China Won’t Rule The Skies
A guest piece in The Diplomat:
Obviously, if China were to successfully field a fighter with even a fraction of the F-22’s versatility or survivability, that would present major problems for neighbours such as Taiwan—there’s no air surveillance radar in the world today that can successfully track a fifth-generation fighter.
Actually every stealth aircraft has some slight radar return and just about every air surveillance radar can track every stealth aircraft, if it is close enough.
A radar warning device, like the fuzz buster for a car to help prevent speeding tickets, can detect a radar out to a distance governed by the power of the radar divided by the square of the distance. Therefore a radar that is four times as bright can be detected twice as far away. The reason for this is that doubling the radius of a sphere increases its surface area by four times, but increasing the power of the radar by four times keeps the same energy striking a limited surface like the antenna of the detector.
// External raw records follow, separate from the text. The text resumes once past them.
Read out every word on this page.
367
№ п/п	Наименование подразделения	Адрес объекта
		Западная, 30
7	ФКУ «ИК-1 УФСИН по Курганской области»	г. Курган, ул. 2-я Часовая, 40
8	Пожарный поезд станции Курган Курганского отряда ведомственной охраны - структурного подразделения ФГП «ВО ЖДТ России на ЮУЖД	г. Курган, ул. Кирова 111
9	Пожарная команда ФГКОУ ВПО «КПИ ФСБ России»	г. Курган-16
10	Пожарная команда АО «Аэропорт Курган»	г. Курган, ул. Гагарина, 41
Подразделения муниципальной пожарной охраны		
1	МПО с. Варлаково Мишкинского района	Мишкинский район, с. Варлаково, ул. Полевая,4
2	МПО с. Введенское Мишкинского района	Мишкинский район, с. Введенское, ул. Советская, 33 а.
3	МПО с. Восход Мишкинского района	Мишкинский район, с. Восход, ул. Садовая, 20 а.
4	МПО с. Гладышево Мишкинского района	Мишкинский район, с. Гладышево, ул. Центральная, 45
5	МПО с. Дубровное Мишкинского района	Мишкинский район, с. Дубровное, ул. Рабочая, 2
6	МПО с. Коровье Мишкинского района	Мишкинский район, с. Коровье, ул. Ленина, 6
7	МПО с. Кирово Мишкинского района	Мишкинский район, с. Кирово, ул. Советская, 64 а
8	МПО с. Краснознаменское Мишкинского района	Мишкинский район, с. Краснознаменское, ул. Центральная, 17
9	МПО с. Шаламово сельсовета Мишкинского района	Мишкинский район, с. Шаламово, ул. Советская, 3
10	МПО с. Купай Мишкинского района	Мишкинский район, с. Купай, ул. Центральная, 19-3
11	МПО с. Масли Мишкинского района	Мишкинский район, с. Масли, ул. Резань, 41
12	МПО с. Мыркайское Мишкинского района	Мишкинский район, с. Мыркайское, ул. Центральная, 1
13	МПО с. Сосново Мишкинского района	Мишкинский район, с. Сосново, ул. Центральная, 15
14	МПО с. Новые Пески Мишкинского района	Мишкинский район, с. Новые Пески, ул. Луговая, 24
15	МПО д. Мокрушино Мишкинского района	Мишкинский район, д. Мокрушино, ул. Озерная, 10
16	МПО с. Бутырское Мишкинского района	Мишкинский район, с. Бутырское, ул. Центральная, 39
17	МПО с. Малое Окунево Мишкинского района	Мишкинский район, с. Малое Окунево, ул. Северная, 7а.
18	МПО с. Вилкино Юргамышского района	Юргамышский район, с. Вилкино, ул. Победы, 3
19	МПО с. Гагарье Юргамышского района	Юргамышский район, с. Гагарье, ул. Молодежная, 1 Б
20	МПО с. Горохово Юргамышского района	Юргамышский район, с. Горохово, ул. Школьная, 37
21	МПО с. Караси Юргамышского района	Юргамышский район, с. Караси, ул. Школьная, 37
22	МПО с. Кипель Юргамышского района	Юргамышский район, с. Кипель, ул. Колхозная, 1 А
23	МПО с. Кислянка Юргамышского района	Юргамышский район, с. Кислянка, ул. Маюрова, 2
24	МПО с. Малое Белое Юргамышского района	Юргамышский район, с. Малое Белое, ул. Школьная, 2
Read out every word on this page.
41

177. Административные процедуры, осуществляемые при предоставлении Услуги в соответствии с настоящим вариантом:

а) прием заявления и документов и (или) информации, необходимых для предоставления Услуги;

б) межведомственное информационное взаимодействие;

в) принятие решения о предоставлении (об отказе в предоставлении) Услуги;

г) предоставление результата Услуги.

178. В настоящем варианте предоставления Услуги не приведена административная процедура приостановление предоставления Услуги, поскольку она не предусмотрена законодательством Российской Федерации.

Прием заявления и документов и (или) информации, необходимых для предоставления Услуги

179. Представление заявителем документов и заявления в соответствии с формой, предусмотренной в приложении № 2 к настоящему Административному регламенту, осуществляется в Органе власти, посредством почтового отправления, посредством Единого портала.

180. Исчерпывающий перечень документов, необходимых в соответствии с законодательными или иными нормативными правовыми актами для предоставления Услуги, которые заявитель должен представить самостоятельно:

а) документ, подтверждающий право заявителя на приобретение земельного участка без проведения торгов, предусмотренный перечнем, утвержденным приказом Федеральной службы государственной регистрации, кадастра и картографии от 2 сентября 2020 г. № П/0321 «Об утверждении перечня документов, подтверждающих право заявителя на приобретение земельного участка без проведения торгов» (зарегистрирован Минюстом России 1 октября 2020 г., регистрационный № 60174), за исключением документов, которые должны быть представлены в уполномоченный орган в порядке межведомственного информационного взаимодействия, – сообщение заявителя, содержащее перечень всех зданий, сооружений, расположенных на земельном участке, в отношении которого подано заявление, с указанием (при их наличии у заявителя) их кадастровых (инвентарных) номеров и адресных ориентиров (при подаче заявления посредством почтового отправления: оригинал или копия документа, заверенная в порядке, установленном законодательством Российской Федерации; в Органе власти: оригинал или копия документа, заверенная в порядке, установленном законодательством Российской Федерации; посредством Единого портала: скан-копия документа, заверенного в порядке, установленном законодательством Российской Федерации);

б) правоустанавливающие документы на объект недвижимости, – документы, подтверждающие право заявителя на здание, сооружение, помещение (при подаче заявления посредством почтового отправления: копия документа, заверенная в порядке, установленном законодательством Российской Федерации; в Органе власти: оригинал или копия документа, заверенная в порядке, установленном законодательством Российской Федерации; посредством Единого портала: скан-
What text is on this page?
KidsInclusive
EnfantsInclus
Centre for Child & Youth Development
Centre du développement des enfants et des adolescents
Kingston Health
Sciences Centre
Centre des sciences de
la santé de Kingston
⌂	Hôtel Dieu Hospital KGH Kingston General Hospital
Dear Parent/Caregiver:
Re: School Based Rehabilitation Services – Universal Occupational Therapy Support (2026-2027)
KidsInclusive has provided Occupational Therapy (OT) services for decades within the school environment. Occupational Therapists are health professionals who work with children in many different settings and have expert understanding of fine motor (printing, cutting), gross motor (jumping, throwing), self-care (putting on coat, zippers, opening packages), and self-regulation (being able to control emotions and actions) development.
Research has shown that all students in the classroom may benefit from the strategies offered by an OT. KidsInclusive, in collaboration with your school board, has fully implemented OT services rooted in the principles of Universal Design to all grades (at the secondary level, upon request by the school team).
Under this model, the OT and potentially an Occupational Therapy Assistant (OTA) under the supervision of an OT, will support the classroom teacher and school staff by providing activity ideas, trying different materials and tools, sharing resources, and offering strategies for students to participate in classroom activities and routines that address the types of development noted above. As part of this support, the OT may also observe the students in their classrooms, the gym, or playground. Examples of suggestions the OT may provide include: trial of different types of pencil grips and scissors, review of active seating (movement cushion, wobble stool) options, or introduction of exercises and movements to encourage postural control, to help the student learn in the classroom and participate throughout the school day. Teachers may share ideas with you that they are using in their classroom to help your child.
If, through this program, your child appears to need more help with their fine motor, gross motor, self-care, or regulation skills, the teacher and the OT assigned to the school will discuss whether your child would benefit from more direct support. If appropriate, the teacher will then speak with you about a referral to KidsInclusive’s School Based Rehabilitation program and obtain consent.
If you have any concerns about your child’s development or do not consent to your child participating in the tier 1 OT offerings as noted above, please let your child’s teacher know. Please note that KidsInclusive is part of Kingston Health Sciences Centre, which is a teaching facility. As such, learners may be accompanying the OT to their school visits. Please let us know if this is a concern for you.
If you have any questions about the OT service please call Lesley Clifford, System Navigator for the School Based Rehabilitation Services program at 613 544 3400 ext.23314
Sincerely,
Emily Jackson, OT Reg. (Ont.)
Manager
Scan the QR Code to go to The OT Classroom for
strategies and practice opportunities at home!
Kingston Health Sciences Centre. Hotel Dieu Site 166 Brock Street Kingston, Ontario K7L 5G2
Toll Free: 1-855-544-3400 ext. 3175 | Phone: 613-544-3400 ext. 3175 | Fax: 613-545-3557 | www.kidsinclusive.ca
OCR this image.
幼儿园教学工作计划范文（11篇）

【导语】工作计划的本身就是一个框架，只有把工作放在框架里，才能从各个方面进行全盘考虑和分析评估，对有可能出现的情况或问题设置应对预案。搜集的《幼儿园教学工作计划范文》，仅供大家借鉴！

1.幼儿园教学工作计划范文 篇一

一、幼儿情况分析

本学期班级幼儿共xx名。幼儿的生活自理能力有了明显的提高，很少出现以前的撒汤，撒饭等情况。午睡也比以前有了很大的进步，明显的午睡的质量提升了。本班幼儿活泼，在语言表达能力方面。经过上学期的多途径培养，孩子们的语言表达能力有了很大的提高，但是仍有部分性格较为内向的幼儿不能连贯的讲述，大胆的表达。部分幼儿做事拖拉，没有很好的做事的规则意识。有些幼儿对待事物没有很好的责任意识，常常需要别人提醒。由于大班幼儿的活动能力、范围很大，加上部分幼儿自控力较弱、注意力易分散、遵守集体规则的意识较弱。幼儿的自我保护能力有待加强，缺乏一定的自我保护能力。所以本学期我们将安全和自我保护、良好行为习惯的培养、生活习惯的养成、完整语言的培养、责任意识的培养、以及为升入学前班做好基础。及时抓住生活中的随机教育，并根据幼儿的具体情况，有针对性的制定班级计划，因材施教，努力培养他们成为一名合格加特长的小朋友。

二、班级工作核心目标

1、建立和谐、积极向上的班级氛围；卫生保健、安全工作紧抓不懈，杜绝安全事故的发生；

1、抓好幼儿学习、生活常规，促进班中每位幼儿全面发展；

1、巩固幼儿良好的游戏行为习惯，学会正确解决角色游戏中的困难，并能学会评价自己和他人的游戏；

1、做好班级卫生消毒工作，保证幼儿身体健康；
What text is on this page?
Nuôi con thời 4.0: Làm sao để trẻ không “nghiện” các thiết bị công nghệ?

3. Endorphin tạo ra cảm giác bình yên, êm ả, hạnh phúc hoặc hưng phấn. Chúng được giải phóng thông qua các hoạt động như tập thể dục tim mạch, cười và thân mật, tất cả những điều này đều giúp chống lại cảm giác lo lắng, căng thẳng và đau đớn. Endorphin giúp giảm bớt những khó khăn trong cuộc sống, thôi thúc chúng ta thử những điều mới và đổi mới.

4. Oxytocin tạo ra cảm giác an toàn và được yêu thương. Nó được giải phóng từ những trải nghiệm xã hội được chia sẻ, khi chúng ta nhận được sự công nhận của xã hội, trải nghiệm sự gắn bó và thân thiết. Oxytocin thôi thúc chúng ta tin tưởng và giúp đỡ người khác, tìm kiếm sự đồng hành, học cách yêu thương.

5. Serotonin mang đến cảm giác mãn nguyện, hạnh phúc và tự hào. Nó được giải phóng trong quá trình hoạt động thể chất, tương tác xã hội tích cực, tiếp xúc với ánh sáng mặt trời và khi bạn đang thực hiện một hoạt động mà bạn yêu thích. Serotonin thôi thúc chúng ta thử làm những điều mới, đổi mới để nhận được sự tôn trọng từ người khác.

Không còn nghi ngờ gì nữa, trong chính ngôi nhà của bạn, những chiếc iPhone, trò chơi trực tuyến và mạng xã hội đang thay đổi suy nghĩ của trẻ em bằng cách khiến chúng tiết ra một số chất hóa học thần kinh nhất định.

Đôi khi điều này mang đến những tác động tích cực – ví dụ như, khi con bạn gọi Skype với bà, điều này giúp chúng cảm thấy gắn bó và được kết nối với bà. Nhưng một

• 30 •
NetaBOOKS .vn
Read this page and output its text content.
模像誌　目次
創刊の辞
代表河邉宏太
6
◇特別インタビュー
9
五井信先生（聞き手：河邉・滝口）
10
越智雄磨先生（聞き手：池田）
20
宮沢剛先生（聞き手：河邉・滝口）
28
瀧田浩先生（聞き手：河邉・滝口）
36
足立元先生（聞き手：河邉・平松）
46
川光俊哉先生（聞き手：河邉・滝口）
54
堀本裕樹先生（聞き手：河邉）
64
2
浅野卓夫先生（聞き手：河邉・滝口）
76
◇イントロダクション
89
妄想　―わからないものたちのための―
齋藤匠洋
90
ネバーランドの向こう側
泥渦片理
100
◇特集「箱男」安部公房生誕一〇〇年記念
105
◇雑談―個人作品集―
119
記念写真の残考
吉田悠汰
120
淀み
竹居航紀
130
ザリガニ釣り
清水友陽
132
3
Radars work by detecting the reflection of their own transmissions on the targets. So a target that is twice as far away will have a fourth the energy striking it and this return spot will then be divided by another factor of four on the return trip. Therefore to detect the same target twice as far away requires a radar with 16 times the power. Distance applies as the fourth power.
Now let's mount the fuzz buster on a stealth car with the same radar return as the F-22 Raptor, that is to say it reflects radar waves as if it where a steel marble. This gives the same result as reducing the power of the radar by the ratio of the change in the Radar Cross Section (RCS). A car has a front surface area of say two meters and no concern for stealth in its design so let's assume that it has an RCS on the order of one square meter. The steal marble has a surface area 10000 times smaller and so is detected at a tenth of the usual range. The cops could search at the usual range by using a radar that is 10000 times more powerful. (However microwave ovens are a spinoff from radar research, which is why navy ships and fighter aircraft have danger signs marking their radars.) But this dangerously powerful traffic radar could be picked up by the fuzz buster from a hundred times further out so the driver would have plenty of warning.
And that is how the F-22 Raptor avoids being seen on radar. It sees the radars first (ground or air based) and avoids them.
Now, who was this person who wrote the article who didn't know anything about radar?
Dr. Loren Thompson is Chief Operating Officer of the Lexington Institute, located near Washington, D.C.